E arriviamo ai paesi arabi di cultura islamica. A un pregiudizio antioccidentale, ovvero che “lo spirito crociato corre nel sangue di tutti gli occidentali” come disse il politico egiziano Sayyd Qutb – a ben 576 anni dalla battaglia della Varna – si aggiunge un panorama valoriale fondato sul Corano e distante anni luce dall’Europa. Ad esempio, come sottolinea Coker, la parola “libertà” qui significa semplicemente “non schiavo” e nient’altro: non è diffusa una cultura dei diritti universali. Si pensi per esempio, alle dichiarazioni di Mohamed Abdallah, l’ambulante che consegnò Giulio Regeni ai suoi carnefici: “È illogico che un ricercatore straniero si occupi dei problemi degli ambulanti se non lo fa il ministero degli Interni”.
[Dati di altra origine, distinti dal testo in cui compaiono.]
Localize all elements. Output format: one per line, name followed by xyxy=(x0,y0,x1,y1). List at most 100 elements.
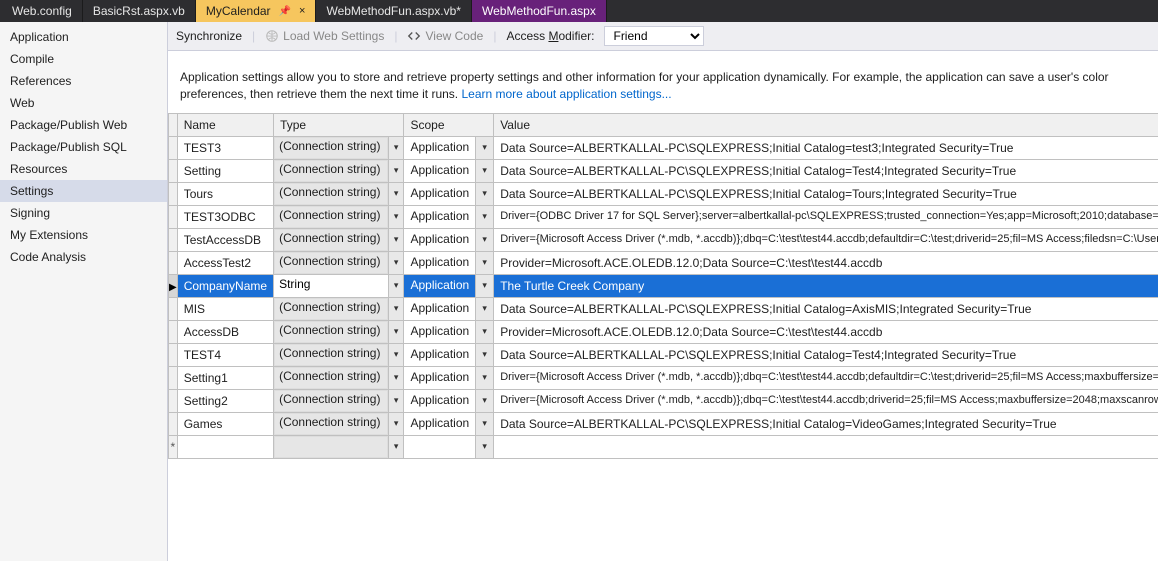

Che conclusione possiamo trarne da tutto questo? Che si sta diffondendo l’idea di un mondo per il quale non esistono principi umani universalmente riconosciuti. I diritti individuali, la democrazia, l’uguaglianza, la libertà di informazione, il liberismo economico, la globalizzazione di cose, idee e persone sarebbero dunque specifiche culturali della civiltà occidentale e gli altri Stati-civiltà non si sentirebbero in alcun modo vincolati a riconoscerli, anzi: farlo sarebbe un po’ tradire il proprio “spirito nazionale” e subire ancora una volta una sorta di sudditanza culturale dell’Occidente, quasi uno strascico del periodo coloniale. Occidente che, dall’alto della sua storia e del suo passato dominio sul mondo (perché, prima di questo incerto predominio statunitense, per secoli l’Inghilterra ha imposto la cultura europea come modello fin nel profondo Oriente) vuole porsi ancora, se non come primo motore economico, come faro di un insieme di valori civili che pretendono di essere universali, non legati alla storia nazionale ma all’essere semplicemente uomini.

Patrick Zaky

Questo almeno in teoria, perché la realtà ci racconta tutt’altra storia. L’Italia, nel caso Zaky, ha fatto poco o nulla, perché irrilevante sul piano internazionale (e anche per fare qualche soldo con l’Egitto con una commessa militare da 9 miliardi). Però c’è la Francia che il 10 dicembre ha insignito Al Sisi, Presidente della Repubblica egiziana e fondamentale ostacolo alla liberazione di Patrick Zaki, di Ramy Shaath e alla giustizia per Giulio Regeni, della Legion d’Onore (la più alta onorificenza francese) in ragione pure lei di una cospicua fornitura di armi. Proprio la Francia, patria della Dichiarazione dei diritti dell’uomo del 1789 e baluardo della laicità. Il che dimostra che, chiacchiere a parte e nobili gesti individuali (si veda la scelta di Corrado Augias, presto seguita da altri intellettuali insigniti della stessa onorificenza, ndr), la tensione universalistica e la superiorità morale dell’Europa si scontrano con una realtà fatta di tribù chiuse nei propri confini nazionali che badano principalmente a farsi gli affari propri, letteralmente.

Che davvero, viene da chiedersi, abbiano in fondo ragione Russia, Cina e paesi arabi nel ritenere che questa sete di giustizia basata sulla superiorità morale dell’homo europeus altro non sia che una forma più sottile di ingerenza politica camuffata da bontà d’animo?